Я встречался с ним только на равной ноге, в переговорах, где порой мелькала тень юмора, или на банкетах, где он любезно предлагал многочисленные формальные и бессодержательные тосты. Я никогда не видел человеческого существа, которое больше подходило бы под современное представление об автомате.
И все же при этом он был, очевидно, разумным и тщательно отшлифованным дипломатом. То, как он вел себя по отношению к японскому послу в течение тех лет, когда в результате Тегеранской конференции Сталин обещал атаковать Японию после разгрома германской армии, можно представить себе по записям их бесед. Одно за другим щекотливые, зондирующие и затруднительные свидания проводились с полным хладнокровием, с непроницаемой скрытностью и вежливой официальной корректностью.
Завеса не приоткрывалась ни на мгновение. Ни разу не было ни одной ненужной резкой ноты.
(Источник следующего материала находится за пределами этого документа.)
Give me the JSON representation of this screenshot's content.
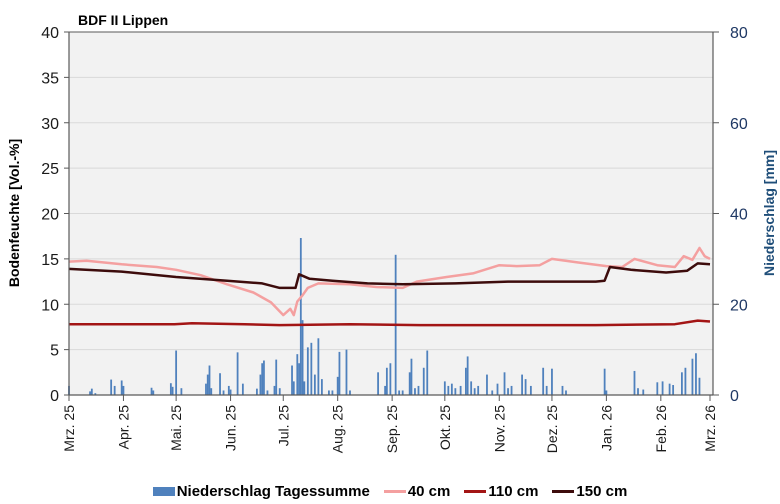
{
  "chart_data": {
    "type": "line+bar",
    "title": "BDF II Lippen",
    "xlabel": "",
    "ylabel": "Bodenfeuchte [Vol.-%]",
    "ylabel_right": "Niederschlag [mm]",
    "ylim": [
      0,
      40
    ],
    "ylim_right": [
      0,
      80
    ],
    "yticks": [
      "0",
      "5",
      "10",
      "15",
      "20",
      "25",
      "30",
      "35",
      "40"
    ],
    "yticks_right": [
      "0",
      "20",
      "40",
      "60",
      "80"
    ],
    "grid": true,
    "legend_position": "bottom",
    "x_tick_labels": [
      "Mrz. 25",
      "Apr. 25",
      "Mai. 25",
      "Jun. 25",
      "Jul. 25",
      "Aug. 25",
      "Sep. 25",
      "Okt. 25",
      "Nov. 25",
      "Dez. 25",
      "Jan. 26",
      "Feb. 26",
      "Mrz. 26"
    ],
    "x_tick_days": [
      0,
      31,
      61,
      92,
      122,
      153,
      184,
      214,
      245,
      275,
      306,
      337,
      365
    ],
    "series": [
      {
        "name": "40 cm",
        "type": "line",
        "axis": "left",
        "color": "#f4a0a0",
        "points": [
          [
            0,
            14.7
          ],
          [
            10,
            14.8
          ],
          [
            30,
            14.4
          ],
          [
            50,
            14.1
          ],
          [
            61,
            13.8
          ],
          [
            75,
            13.2
          ],
          [
            90,
            12.2
          ],
          [
            105,
            11.3
          ],
          [
            115,
            10.2
          ],
          [
            122,
            8.8
          ],
          [
            126,
            9.5
          ],
          [
            128,
            8.8
          ],
          [
            130,
            10.3
          ],
          [
            133,
            11.0
          ],
          [
            136,
            11.8
          ],
          [
            142,
            12.3
          ],
          [
            160,
            12.2
          ],
          [
            175,
            11.9
          ],
          [
            190,
            11.8
          ],
          [
            198,
            12.5
          ],
          [
            215,
            13.0
          ],
          [
            230,
            13.4
          ],
          [
            240,
            14.0
          ],
          [
            245,
            14.3
          ],
          [
            255,
            14.2
          ],
          [
            268,
            14.3
          ],
          [
            275,
            15.0
          ],
          [
            290,
            14.6
          ],
          [
            306,
            14.2
          ],
          [
            315,
            14.1
          ],
          [
            322,
            15.0
          ],
          [
            335,
            14.3
          ],
          [
            345,
            14.1
          ],
          [
            350,
            15.3
          ],
          [
            355,
            14.9
          ],
          [
            359,
            16.2
          ],
          [
            362,
            15.3
          ],
          [
            365,
            15.0
          ]
        ]
      },
      {
        "name": "110 cm",
        "type": "line",
        "axis": "left",
        "color": "#a31515",
        "points": [
          [
            0,
            7.8
          ],
          [
            60,
            7.8
          ],
          [
            70,
            7.9
          ],
          [
            100,
            7.8
          ],
          [
            120,
            7.7
          ],
          [
            160,
            7.8
          ],
          [
            200,
            7.7
          ],
          [
            250,
            7.7
          ],
          [
            300,
            7.7
          ],
          [
            345,
            7.8
          ],
          [
            358,
            8.2
          ],
          [
            365,
            8.1
          ]
        ]
      },
      {
        "name": "150 cm",
        "type": "line",
        "axis": "left",
        "color": "#3d0c0c",
        "points": [
          [
            0,
            13.9
          ],
          [
            30,
            13.6
          ],
          [
            61,
            13.0
          ],
          [
            90,
            12.6
          ],
          [
            110,
            12.3
          ],
          [
            120,
            11.8
          ],
          [
            129,
            11.8
          ],
          [
            131,
            13.3
          ],
          [
            137,
            12.8
          ],
          [
            150,
            12.6
          ],
          [
            170,
            12.3
          ],
          [
            190,
            12.2
          ],
          [
            220,
            12.3
          ],
          [
            250,
            12.5
          ],
          [
            300,
            12.5
          ],
          [
            305,
            12.6
          ],
          [
            308,
            14.1
          ],
          [
            320,
            13.8
          ],
          [
            340,
            13.5
          ],
          [
            352,
            13.7
          ],
          [
            358,
            14.5
          ],
          [
            365,
            14.4
          ]
        ]
      },
      {
        "name": "Niederschlag Tagessumme",
        "type": "bar",
        "axis": "right",
        "color": "#4f81bd",
        "points": [
          [
            0,
            2.0
          ],
          [
            12,
            0.8
          ],
          [
            13,
            1.4
          ],
          [
            15,
            0.4
          ],
          [
            24,
            3.4
          ],
          [
            26,
            2.0
          ],
          [
            30,
            3.2
          ],
          [
            31,
            2.0
          ],
          [
            47,
            1.6
          ],
          [
            48,
            1.0
          ],
          [
            58,
            2.6
          ],
          [
            59,
            1.8
          ],
          [
            61,
            9.8
          ],
          [
            64,
            1.5
          ],
          [
            78,
            2.5
          ],
          [
            79,
            4.5
          ],
          [
            80,
            6.5
          ],
          [
            81,
            1.5
          ],
          [
            86,
            4.8
          ],
          [
            88,
            1.0
          ],
          [
            91,
            2.0
          ],
          [
            92,
            1.2
          ],
          [
            96,
            9.4
          ],
          [
            99,
            2.5
          ],
          [
            107,
            1.4
          ],
          [
            109,
            4.5
          ],
          [
            110,
            7.0
          ],
          [
            111,
            7.6
          ],
          [
            113,
            1.0
          ],
          [
            117,
            2.0
          ],
          [
            118,
            7.8
          ],
          [
            120,
            1.5
          ],
          [
            127,
            6.5
          ],
          [
            128,
            3.0
          ],
          [
            130,
            9.0
          ],
          [
            131,
            7.0
          ],
          [
            132,
            34.6
          ],
          [
            133,
            16.5
          ],
          [
            134,
            3.0
          ],
          [
            136,
            10.5
          ],
          [
            138,
            11.5
          ],
          [
            140,
            4.5
          ],
          [
            142,
            12.5
          ],
          [
            144,
            3.5
          ],
          [
            148,
            1.0
          ],
          [
            150,
            1.0
          ],
          [
            153,
            4.0
          ],
          [
            154,
            9.5
          ],
          [
            158,
            10.0
          ],
          [
            160,
            1.0
          ],
          [
            176,
            5.0
          ],
          [
            180,
            2.0
          ],
          [
            181,
            6.0
          ],
          [
            183,
            7.0
          ],
          [
            186,
            30.9
          ],
          [
            188,
            1.0
          ],
          [
            190,
            1.0
          ],
          [
            194,
            5.0
          ],
          [
            195,
            8.0
          ],
          [
            197,
            1.5
          ],
          [
            199,
            2.0
          ],
          [
            202,
            6.0
          ],
          [
            204,
            9.8
          ],
          [
            214,
            3.0
          ],
          [
            216,
            2.0
          ],
          [
            218,
            2.5
          ],
          [
            220,
            1.5
          ],
          [
            223,
            2.0
          ],
          [
            226,
            6.0
          ],
          [
            227,
            8.5
          ],
          [
            229,
            3.0
          ],
          [
            231,
            1.5
          ],
          [
            233,
            2.0
          ],
          [
            238,
            4.5
          ],
          [
            241,
            1.0
          ],
          [
            244,
            2.5
          ],
          [
            248,
            5.0
          ],
          [
            250,
            1.5
          ],
          [
            252,
            2.0
          ],
          [
            258,
            4.5
          ],
          [
            260,
            3.5
          ],
          [
            263,
            2.0
          ],
          [
            270,
            6.0
          ],
          [
            272,
            2.0
          ],
          [
            275,
            5.8
          ],
          [
            281,
            2.0
          ],
          [
            283,
            1.0
          ],
          [
            305,
            5.8
          ],
          [
            306,
            1.0
          ],
          [
            322,
            5.3
          ],
          [
            324,
            1.5
          ],
          [
            327,
            1.2
          ],
          [
            335,
            2.8
          ],
          [
            338,
            3.0
          ],
          [
            342,
            2.5
          ],
          [
            344,
            2.2
          ],
          [
            349,
            5.0
          ],
          [
            351,
            6.0
          ],
          [
            355,
            8.0
          ],
          [
            357,
            9.2
          ],
          [
            359,
            3.8
          ]
        ]
      }
    ]
  },
  "legend": {
    "items": [
      {
        "label": "Niederschlag Tagessumme",
        "color": "#4f81bd",
        "kind": "bar"
      },
      {
        "label": "40 cm",
        "color": "#f4a0a0",
        "kind": "line"
      },
      {
        "label": "110 cm",
        "color": "#a31515",
        "kind": "line"
      },
      {
        "label": "150 cm",
        "color": "#3d0c0c",
        "kind": "line"
      }
    ]
  },
  "style": {
    "plot_bg": "#f2f2f2",
    "grid_color": "#d9d9d9",
    "axis_color": "#595959",
    "right_axis_text_color": "#1f3864"
  }
}
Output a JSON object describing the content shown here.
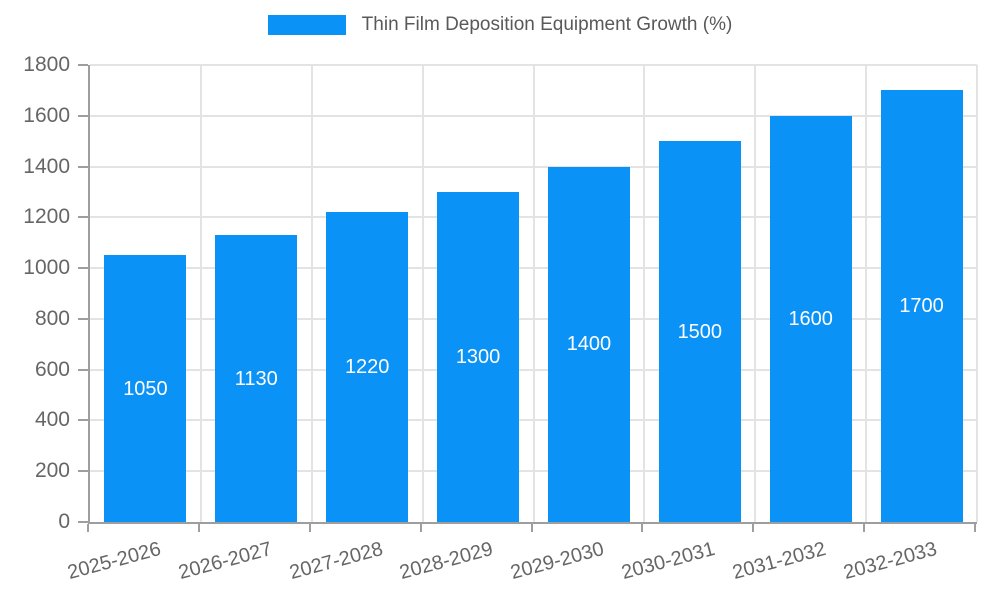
{
  "chart_data": {
    "type": "bar",
    "title": "Thin Film Deposition Equipment Growth (%)",
    "categories": [
      "2025-2026",
      "2026-2027",
      "2027-2028",
      "2028-2029",
      "2029-2030",
      "2030-2031",
      "2031-2032",
      "2032-2033"
    ],
    "values": [
      1050,
      1130,
      1220,
      1300,
      1400,
      1500,
      1600,
      1700
    ],
    "value_labels": [
      "1050",
      "1130",
      "1220",
      "1300",
      "1400",
      "1500",
      "1600",
      "1700"
    ],
    "xlabel": "",
    "ylabel": "",
    "ylim": [
      0,
      1800
    ],
    "ytick_step": 200,
    "ytick_labels": [
      "0",
      "200",
      "400",
      "600",
      "800",
      "1000",
      "1200",
      "1400",
      "1600",
      "1800"
    ],
    "grid": true,
    "legend_position": "top-center",
    "value_label_position": "inside-center",
    "xtick_label_rotation_deg": -15,
    "colors": {
      "bar": "#0b92f7",
      "grid": "#e3e3e3",
      "axis": "#9e9e9e",
      "tick_text": "#666666",
      "legend_text": "#595959",
      "value_label_text": "#ffffff",
      "background": "#ffffff"
    }
  }
}
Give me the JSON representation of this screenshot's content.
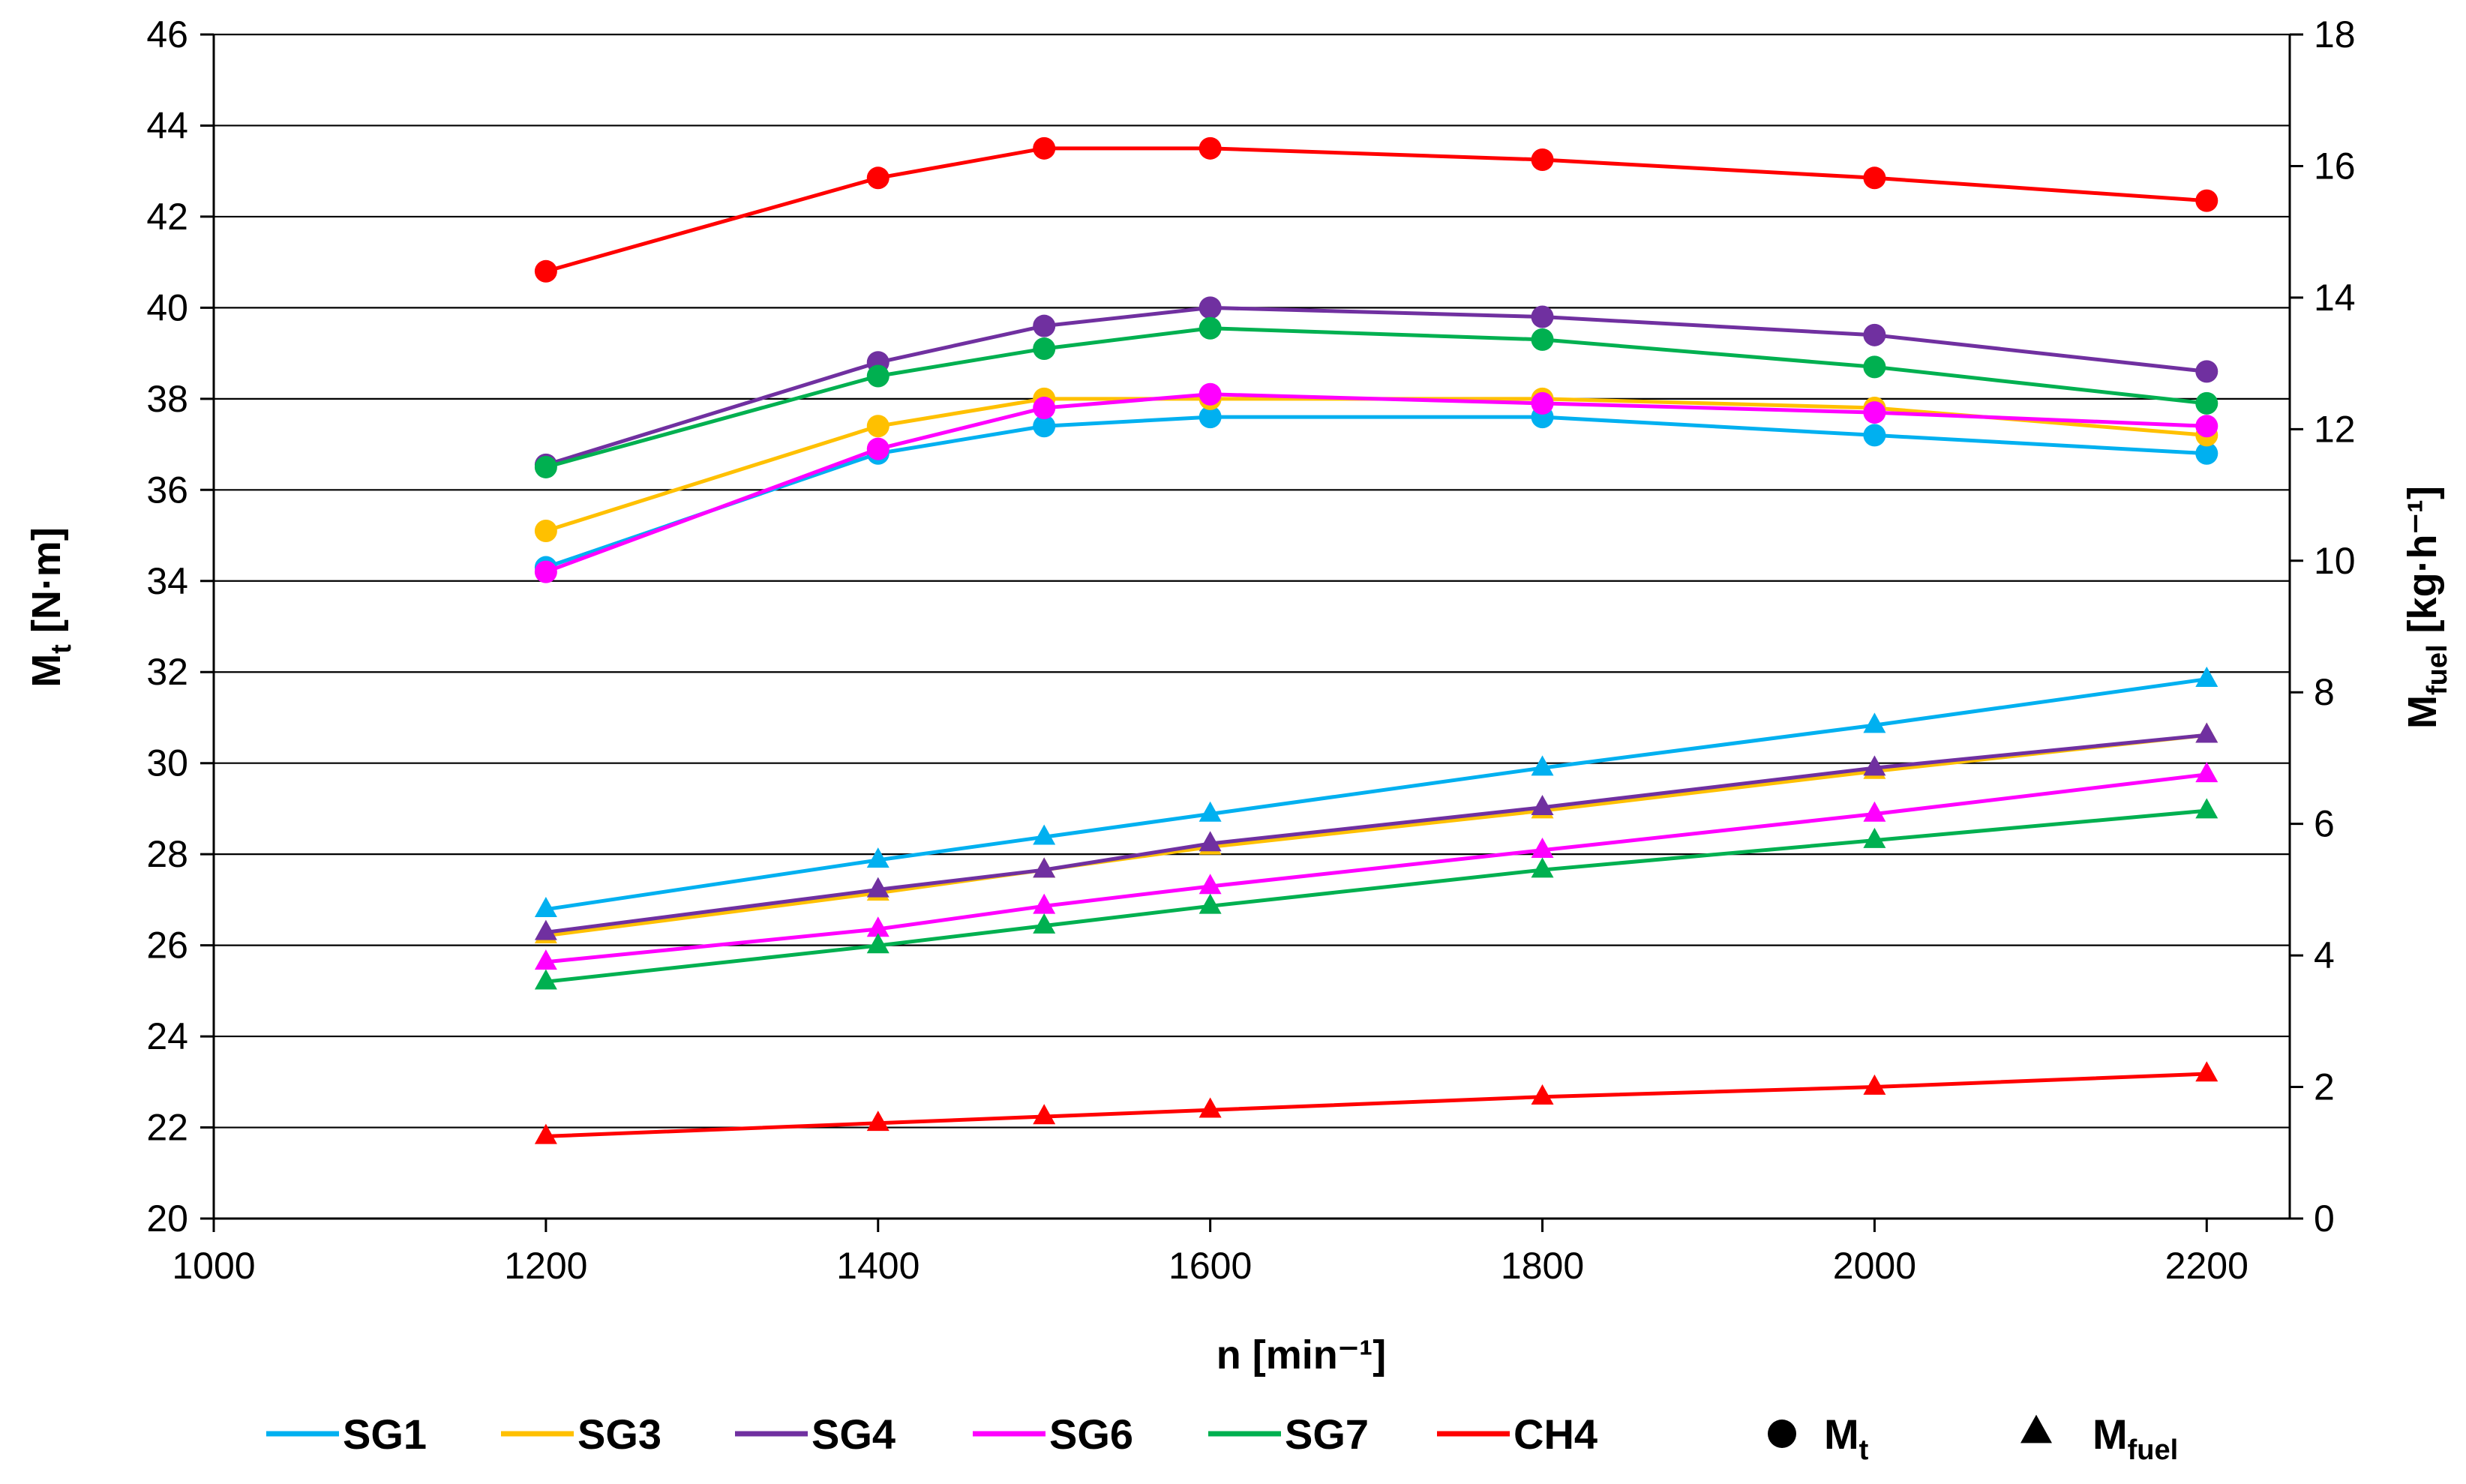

Его улыбка, дышавшая сибирским холодом, его тщательно взвешенные и часто мудрые слова, его любезные манеры делали из него идеального выразителя советской политики в мировой ситуации, грозившей смертельной опасностью.
Переписка с ним по спорным вопросам всегда была бесполезной, и если в ней упорствовали, она заканчивалась ложью и оскорблениями. Лишь однажды я как будто добился от него естественной, человеческой реакции. Это было весной 1942 года, когда он остановился в Англии на обратном пути из Соединенных Штатов, мы подписали англо-советский договор, и ему предстоял опасный перелет на родину. У садовой калитки на Даунинг-стрит, которой мы пользовались в целях сохранения тайны, я крепко пожал ему руку, и мы взглянули друг другу в глаза. Внезапно он показался мне глубоко тронутым. Под маской стал виден человек. Он ответил мне таким же крепким пожатием. Мы молча сжимали друг другу руки. Однако тогда мы были прочно объединены, и речь шла о том, чтобы выжить или погибнуть вместе.
Вся его жизнь прошла среди гибельных опасностей, которые либо угрожали ему самому, либо навлекались им на других. Нет сомнений, что в Молотове советская машина нашла способного и во многих отношениях типичного представителя — всегда верного члена партии и последователя коммунизма. Дожив до старости, я радуюсь, что мне не пришлось пережить того напряжения, какому он подвергался — я предпочел бы вовсе не родиться.
Что же касается руководства внешней политикой, то Сюлли, Талейран и Меттерних с радостью примут его в свою компанию, если только есть такой загробный мир, куда большевики разрешают себе доступ.
8 мая 1939 г. английское правительство наконец ответило на советскую ноту от 17 апреля. Хотя текст английского документа не был обнародован, ТАСС опубликовало 9 мая заявление, в котором излагались основные пункты английских предложений. 10 мая официальный орган газета «Известия» напечатала коммюнике, где говорилось, что изложение агентством Рейтер английских предложений, а именно, что «Советское правительство должно дать отдельные гарантии всем соседним государствам и что Великобритания обязуется прийти на помощь СССР, если последний будет вовлечен в войну в результате своих гарантий», не соответствует действительности. Советское правительство, говорилось в коммюнике, получило английские контрпредложения 8 мая, но в них не упоминалось об обязательстве Советского Союза дать отдельные гарантии каждому из соседних с ним государств. Но в них действительно говорилось, что СССР будет обязан прийти немедленно на помощь Великобритании и Франции в случае, если они будут вовлечены в войну в связи со своими гарантиями, данными Польше и Румынии. Однако не упоминалось ни словом о какой-либо их помощи Советскому Союзу, если бы он оказался вовлеченным в войну вследствие своих обязательств в отношении какого-либо из государств Восточной Европы.